The sale of suites is part of a strategy to raise funds for the project and also shift public opinion. Develop Don't Destroy Brooklyn, in a press release, contended that the project is "on the precipice of failure." Yes, the credit market is in crisis and lawsuits remain pending. Yes, construction costs are rising. Yes, the arena would be the most expensive in the country by far.
But that still doesn't mean the developer, assuming the lawsuits are ultimately cleared, couldn't "securitize" the naming rights and sponsorship income to back arena bonds. And the lack of $1.4 billion in affordable housing financing, needed to build AY as approved, wouldn't cripple the project, given that Forest City Ratner now has 12 years after the close of litigation and the delivery of property via eminent domain to build just 1.5 million square feet--less than 1000 apartments, assuming 650,000 square feet of office space. It's quite possible some affordable housing financing would be made available over that lengthy time period.
And while political opinion has shifted somewhat--critical supporters like Council Members Bill de Blasio and David Yassky have become more critical--it's not yet a major shift, given that Gov. David Paterson says he supports the project.
Ticket prices going up
The FAQ included a question about ticket prices:
Q. Will the ticket prices remain the same in Brooklyn?
A. While prices have yet to be determined, they will remain comparable and competitive within the marketplace.
Remember, thanks significantly to high-priced suites, the “blended average ticket price” for Nets games would go up dramatically, 73% for regular-season games and 64% for playoff games, I reported last July.

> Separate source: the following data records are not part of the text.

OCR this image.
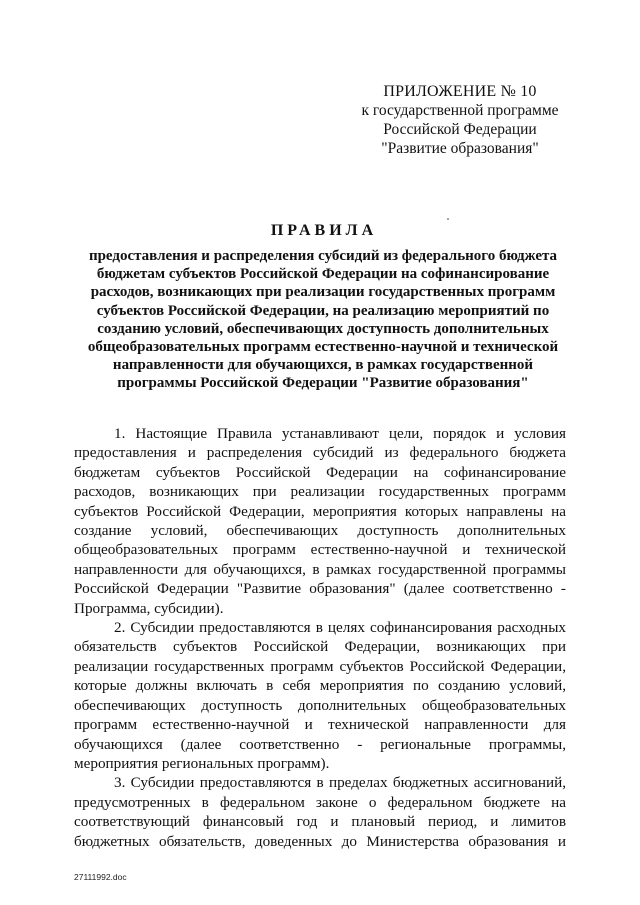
ПРИЛОЖЕНИЕ № 10
к государственной программе
Российской Федерации
"Развитие образования"
ПРАВИЛА
предоставления и распределения субсидий из федерального бюджета
бюджетам субъектов Российской Федерации на софинансирование
расходов, возникающих при реализации государственных программ
субъектов Российской Федерации, на реализацию мероприятий по
созданию условий, обеспечивающих доступность дополнительных
общеобразовательных программ естественно-научной и технической
направленности для обучающихся, в рамках государственной
программы Российской Федерации "Развитие образования"
1. Настоящие Правила устанавливают цели, порядок и условия
предоставления и распределения субсидий из федерального бюджета
бюджетам субъектов Российской Федерации на софинансирование
расходов, возникающих при реализации государственных программ
субъектов Российской Федерации, мероприятия которых направлены на
создание условий, обеспечивающих доступность дополнительных
общеобразовательных программ естественно-научной и технической
направленности для обучающихся, в рамках государственной программы
Российской Федерации "Развитие образования" (далее соответственно -
Программа, субсидии).
2. Субсидии предоставляются в целях софинансирования расходных
обязательств субъектов Российской Федерации, возникающих при
реализации государственных программ субъектов Российской Федерации,
которые должны включать в себя мероприятия по созданию условий,
обеспечивающих доступность дополнительных общеобразовательных
программ естественно-научной и технической направленности для
обучающихся (далее соответственно - региональные программы,
мероприятия региональных программ).
3. Субсидии предоставляются в пределах бюджетных ассигнований,
предусмотренных в федеральном законе о федеральном бюджете на
соответствующий финансовый год и плановый период, и лимитов
бюджетных обязательств, доведенных до Министерства образования и
27111992.doc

The leap: from $74.98 to $129.72 for regular and preseason games, and from $90.71 to $149.18 for playoff games. The projections surfaced in a document provided by developer Forest City Ratner and unearthed by the lawsuit filed by Assemblyman Jim Brennan and State Senator Velmanette Montgomery. It assumed a move in 2009; prices inevitably would go up.
The price of most tickets likely wouldn't rise as sharply as the "blended average"--which would be distorted by the increase in suites from 29 to 130--but we should get a better sense of what "comparable and competitive" means.
Another element of the FAQ addressed parking:
Q. Where will I park as a Suiteholder at the Barclays Center?
A. You will have a reserved spot within a one to two block radius from the premium entrance. Important to note that our parent company controls parking both on the Arena site and surrounding areas that will enable us to deliver the most convenient parking access possible to our suite customers.
Remember, one of the rationales for this arena is that it would be at a major transit hub. But the rich aren't expected to take public transit, apparently.